You may wonder how in the world an act crafted to financially help and support Americans during the COVID-19 crisis relates to sunscreen overhaul, but by now, you’re also probably used to the government working in very mysterious ways.
It is true, though. This year’s earlier Coronavirus Aid, Relief and Economic Security Act (CARES) includes a sunscreen bill. You may be wondering just how in the world a sunscreen bill included in CARES affects you (or why it’s there in the first place), and you’d be in good company.
Considering a recent FDA study of six very popular sunscreen ingredients found that the accumulation of the protective chemicals in one’s blood exceeded the Food and Drug Administration’s (FDA) safety threshold, you’d think the inclusion would mean a lot toward improving sunscreen safety on all fronts. Emphasis on think.
Implications of the CARES Act on Sunscreen Ingredients
The biggest implication of the CARES Act on Sunscreen will be that the Act will replace the FDA’s OTC drug monograph process with more of an administrative process that is theoretically more efficient. What does that mean?
It means that guidelines that were introduced in the late ’80s and early ’90s will be looked at, and hopefully scrutinized now in light of research we have on many of those chemical ingredients. Except….that already sort of happened…last year…when several popular sunscreen ingredients were deemed as having too little research to declare them safe.
Another implication will be to clarify the jargon of several OTC products that have been marked as generally recognized as safe and effective (GRASE). With the new provisions, they’d be able to move past two current categories–GRASE or newly submitted drugs with new drug applications (NDA)
Additionally, the Act would introduce two unique aspects to the OTC drug review process. Typically, user fees have been part of the approval process, but will now be imposed on the facilities that are manufacturing the OTC drugs/ingredients and on those who are requesting an OTC monograph administrative order. The Act also would create a new 18-month exclusivity period for newly approved OTC drugs. Experts wonder how THAT would work in practice and how inactive ingredients that currently have no FDA determination of GRASE stats would fare.
And just how in the world did a sunscreen act get included in a stimulus package anyway?
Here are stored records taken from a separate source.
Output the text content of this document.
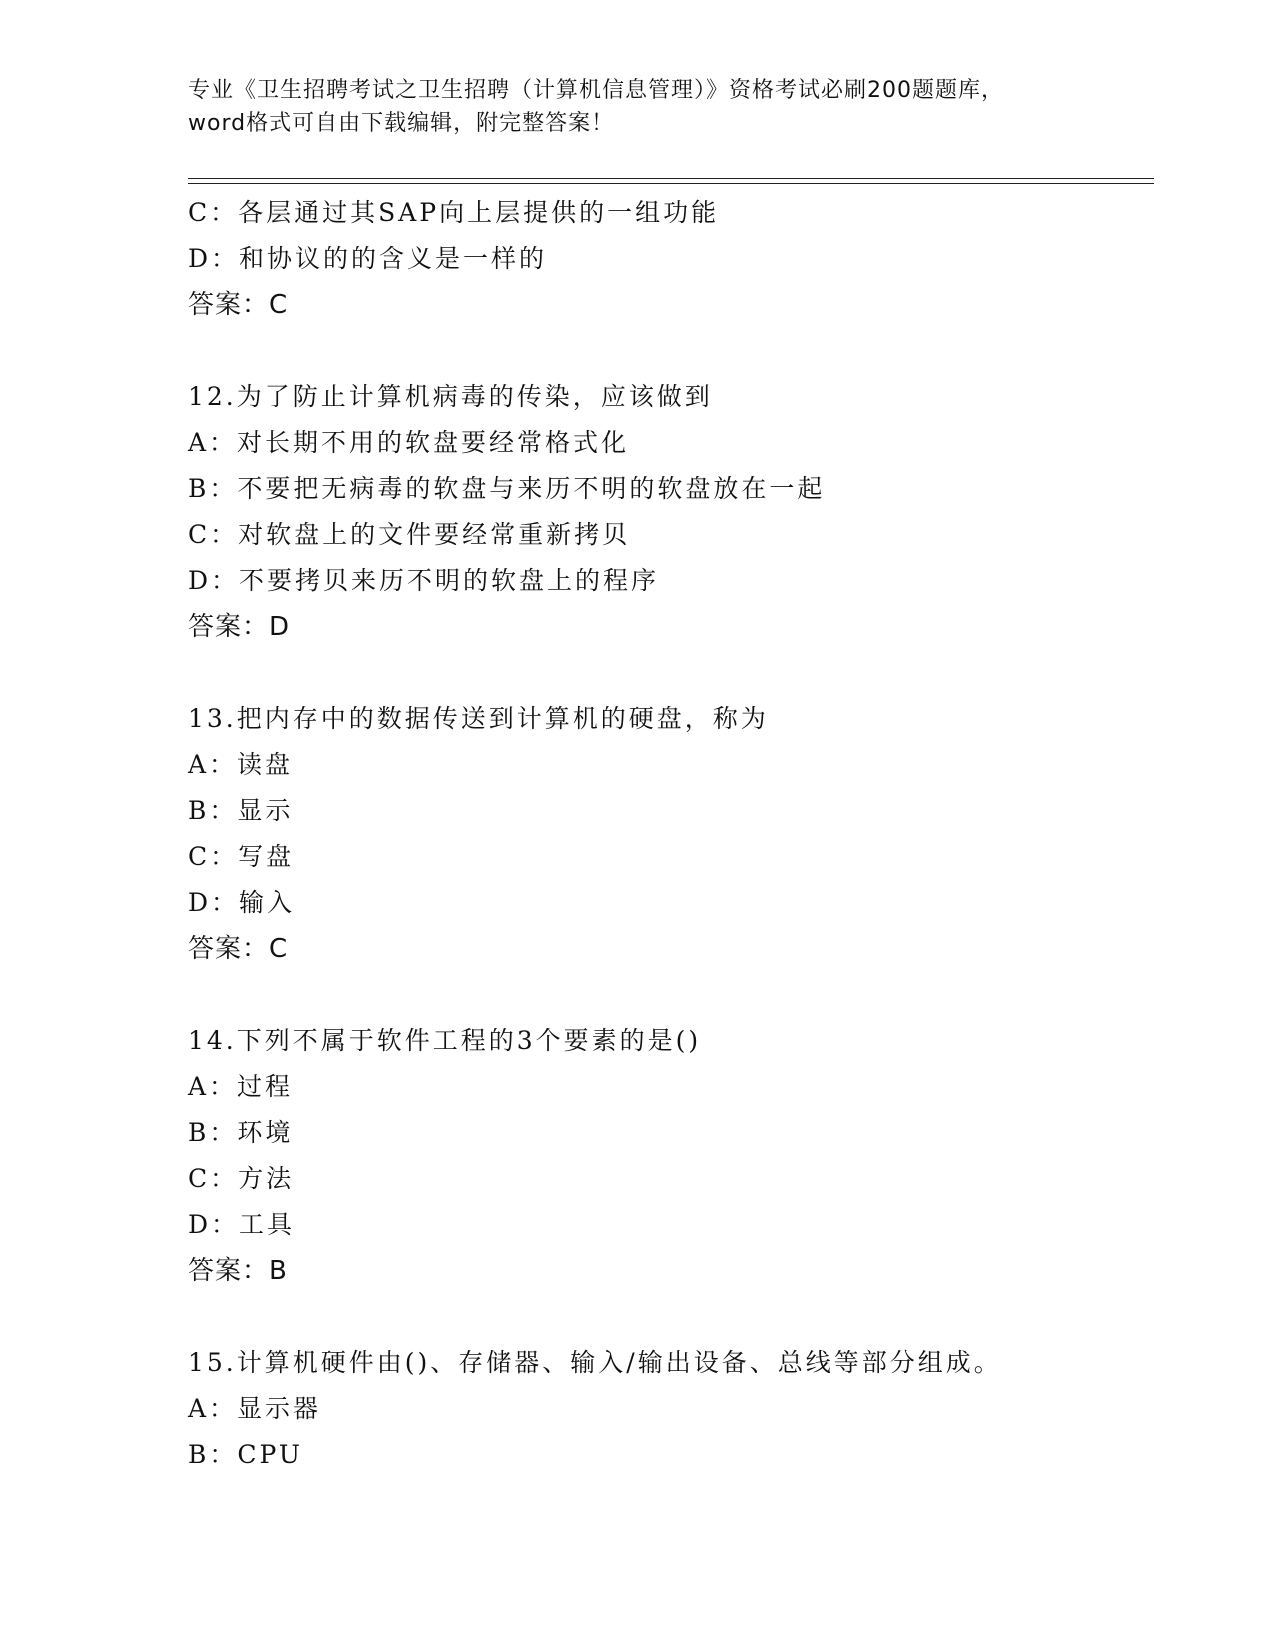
专业《卫生招聘考试之卫生招聘（计算机信息管理）》资格考试必刷200题题库，
word格式可自由下载编辑，附完整答案！
C：各层通过其SAP向上层提供的一组功能
D：和协议的的含义是一样的
答案：C
12.为了防止计算机病毒的传染，应该做到
A：对长期不用的软盘要经常格式化
B：不要把无病毒的软盘与来历不明的软盘放在一起
C：对软盘上的文件要经常重新拷贝
D：不要拷贝来历不明的软盘上的程序
答案：D
13.把内存中的数据传送到计算机的硬盘，称为
A：读盘
B：显示
C：写盘
D：输入
答案：C
14.下列不属于软件工程的3个要素的是()
A：过程
B：环境
C：方法
D：工具
答案：B
15.计算机硬件由()、存储器、输入/输出设备、总线等部分组成。
A：显示器
B：CPU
In an article with the Houston Chronicle, Nneka Leiba said that it’s very odd that it would be included, particularly a few months after the new monograph (that essentially deemed only zinc oxide and titanium dioxide as safe) was propositioned to be finalized last year. Leiba is the vice president of the EWG’shealthy living science department. She says that the FDA had a draft monograph published that strengthened UVA standards in sunscreens.
The CARES Act mandated that sunscreen relations stay status quo, and Leiba says this is essentially them saying that those chemical ingredients they found to need more research for last year are safe and protective. Last year ended, though, and the monograph never passed. Now, the inclusion of this sunscreen bill would have you still believing the ingredients that last year didn’t have enough information to be declared safe and effective actually are.
The research hasn’t changed. The suspect ingredients still exceed safety thresholds, and the FDA says that under the CARES Act, they have to propose a revised sunscreen order by September 27, 2021.
No matter what, we’ve always advised our mamas to read labels and ingredients and pay attention to the research that guides what is safe and what is not safe for our children. Earlier this summer, we shared our top pics for sunscreens that were safe and scored no lower than 1 on the EWG’s safety scale.
When it comes to sunscreen (and other OTC or beauty products), check the ingredients first!